I don't know how things are in Montreal but here in the GTA, we let go of a couple of people in Q4 of last year and they were rehired within a couple of months. They were embedded developers, working with C++ and Java/Android. One went into a full stack web development role. On one hand it could be a matter of skill set. .NET isn't exactly the most popular platform at the moment. On the other, "tech" really did feel quite bubbly over the last decade. Whenever a huge chunk of students decide to go to this one field (used to be business administration/management) you know job prospects will get tough eventually. Employers become more picky towards exact skill set, degree, experience, etc.
You mention small companies, have you tried large ones? The Big Five for example take a lot of developers.
Perhaps your resume is a bit thin. If for example it's got a degree and one section of .NET in it.
In any case, the standard fields of web/full-stack, Android, iOS, DevOps should have the most openings.

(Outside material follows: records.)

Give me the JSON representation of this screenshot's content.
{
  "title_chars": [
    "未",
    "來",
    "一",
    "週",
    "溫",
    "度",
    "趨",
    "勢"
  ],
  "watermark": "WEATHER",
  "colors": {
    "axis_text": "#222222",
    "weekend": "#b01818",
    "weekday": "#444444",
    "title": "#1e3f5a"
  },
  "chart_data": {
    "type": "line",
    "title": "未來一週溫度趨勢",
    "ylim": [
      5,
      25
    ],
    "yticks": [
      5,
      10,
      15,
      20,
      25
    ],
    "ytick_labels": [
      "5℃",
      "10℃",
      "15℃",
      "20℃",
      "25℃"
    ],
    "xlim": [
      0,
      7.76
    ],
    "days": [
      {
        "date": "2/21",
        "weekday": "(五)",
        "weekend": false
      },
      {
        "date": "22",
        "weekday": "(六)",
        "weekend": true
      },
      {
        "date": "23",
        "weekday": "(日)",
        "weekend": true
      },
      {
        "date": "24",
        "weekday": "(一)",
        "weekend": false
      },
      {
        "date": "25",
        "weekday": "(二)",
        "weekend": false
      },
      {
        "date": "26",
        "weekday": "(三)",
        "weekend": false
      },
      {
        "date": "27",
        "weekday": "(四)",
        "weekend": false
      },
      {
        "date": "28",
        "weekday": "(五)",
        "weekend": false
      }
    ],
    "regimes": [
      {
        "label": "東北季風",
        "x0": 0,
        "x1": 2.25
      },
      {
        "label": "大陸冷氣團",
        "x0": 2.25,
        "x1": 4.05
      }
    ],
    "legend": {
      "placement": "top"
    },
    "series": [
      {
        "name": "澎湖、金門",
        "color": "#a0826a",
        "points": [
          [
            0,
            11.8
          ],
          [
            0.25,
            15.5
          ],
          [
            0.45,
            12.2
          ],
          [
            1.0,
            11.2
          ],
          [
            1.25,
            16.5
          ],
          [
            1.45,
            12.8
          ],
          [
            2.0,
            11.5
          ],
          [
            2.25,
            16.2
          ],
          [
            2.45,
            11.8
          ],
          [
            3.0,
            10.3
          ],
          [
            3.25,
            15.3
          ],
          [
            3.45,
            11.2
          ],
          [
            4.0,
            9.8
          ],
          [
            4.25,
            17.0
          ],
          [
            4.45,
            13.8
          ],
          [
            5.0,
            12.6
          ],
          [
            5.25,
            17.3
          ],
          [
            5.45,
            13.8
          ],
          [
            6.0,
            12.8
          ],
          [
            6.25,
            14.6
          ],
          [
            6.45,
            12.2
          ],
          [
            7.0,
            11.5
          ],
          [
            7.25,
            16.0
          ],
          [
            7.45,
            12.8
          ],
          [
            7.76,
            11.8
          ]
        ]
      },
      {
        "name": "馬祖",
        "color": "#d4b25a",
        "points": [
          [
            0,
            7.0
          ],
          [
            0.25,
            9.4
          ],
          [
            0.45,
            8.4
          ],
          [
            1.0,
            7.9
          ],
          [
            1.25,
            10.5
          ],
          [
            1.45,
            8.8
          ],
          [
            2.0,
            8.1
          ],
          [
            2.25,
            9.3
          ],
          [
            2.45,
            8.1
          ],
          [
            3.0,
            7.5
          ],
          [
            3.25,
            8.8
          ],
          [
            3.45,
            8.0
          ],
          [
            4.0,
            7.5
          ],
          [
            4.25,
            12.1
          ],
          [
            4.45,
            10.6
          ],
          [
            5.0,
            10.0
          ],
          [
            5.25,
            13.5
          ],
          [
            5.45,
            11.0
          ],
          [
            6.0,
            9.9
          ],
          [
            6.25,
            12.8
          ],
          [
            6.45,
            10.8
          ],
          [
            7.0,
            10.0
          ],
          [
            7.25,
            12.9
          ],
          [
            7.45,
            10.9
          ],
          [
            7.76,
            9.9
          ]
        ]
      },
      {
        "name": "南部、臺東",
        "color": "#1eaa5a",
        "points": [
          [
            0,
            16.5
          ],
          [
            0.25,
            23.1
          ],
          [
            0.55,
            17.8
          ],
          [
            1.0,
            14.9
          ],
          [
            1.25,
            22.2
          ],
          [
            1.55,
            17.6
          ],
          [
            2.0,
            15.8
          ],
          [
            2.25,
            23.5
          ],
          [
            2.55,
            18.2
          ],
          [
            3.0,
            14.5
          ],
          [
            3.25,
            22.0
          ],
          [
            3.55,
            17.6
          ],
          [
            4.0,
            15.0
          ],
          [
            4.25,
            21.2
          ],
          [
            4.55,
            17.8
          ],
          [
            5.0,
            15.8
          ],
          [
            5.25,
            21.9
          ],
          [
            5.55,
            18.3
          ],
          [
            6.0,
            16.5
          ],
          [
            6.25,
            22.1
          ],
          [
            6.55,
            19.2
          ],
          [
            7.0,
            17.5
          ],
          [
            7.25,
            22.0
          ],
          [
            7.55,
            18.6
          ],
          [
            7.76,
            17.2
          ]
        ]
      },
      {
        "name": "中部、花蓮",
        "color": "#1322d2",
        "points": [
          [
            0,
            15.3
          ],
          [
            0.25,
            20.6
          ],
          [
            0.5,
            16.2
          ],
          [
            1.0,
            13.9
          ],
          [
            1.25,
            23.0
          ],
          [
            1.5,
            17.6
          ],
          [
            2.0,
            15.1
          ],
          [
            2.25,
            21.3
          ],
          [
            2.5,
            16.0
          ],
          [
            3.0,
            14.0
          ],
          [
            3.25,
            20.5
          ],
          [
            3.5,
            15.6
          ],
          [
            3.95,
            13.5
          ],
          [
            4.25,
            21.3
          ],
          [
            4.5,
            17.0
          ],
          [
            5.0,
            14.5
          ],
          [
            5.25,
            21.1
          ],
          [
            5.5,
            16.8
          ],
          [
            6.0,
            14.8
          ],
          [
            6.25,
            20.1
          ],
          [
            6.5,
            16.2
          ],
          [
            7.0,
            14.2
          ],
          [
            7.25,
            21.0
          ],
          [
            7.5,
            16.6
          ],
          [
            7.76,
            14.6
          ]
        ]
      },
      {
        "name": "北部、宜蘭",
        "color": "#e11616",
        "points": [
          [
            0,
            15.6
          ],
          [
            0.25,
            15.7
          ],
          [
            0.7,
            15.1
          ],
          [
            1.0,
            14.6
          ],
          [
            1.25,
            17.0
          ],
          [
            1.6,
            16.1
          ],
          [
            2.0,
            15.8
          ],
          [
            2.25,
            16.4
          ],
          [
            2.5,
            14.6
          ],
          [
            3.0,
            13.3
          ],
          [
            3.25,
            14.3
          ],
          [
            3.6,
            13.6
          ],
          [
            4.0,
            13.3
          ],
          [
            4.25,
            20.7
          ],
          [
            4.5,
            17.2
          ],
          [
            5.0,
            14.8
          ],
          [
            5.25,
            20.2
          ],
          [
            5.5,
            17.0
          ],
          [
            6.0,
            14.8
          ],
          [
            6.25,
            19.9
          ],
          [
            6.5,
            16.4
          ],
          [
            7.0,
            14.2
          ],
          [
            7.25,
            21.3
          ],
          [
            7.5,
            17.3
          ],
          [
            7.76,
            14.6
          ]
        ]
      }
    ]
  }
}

Speaking of your title question, whether software development is no longer a viable career in Canada? Almost certainly not. There's little reason for that to be the case. We're still significantly cheaper for US corpos so if anything, I'd expect those to lose US workers and hire Canadians. I expect the Canadian tech labor market to be affected by global events. Overall expansion/contraction. Displacement from AI in the future. Personally I hope the field can get organized in order to make such labor shocks less sharp and less frequent and have some say in how AI is deployed in the industry.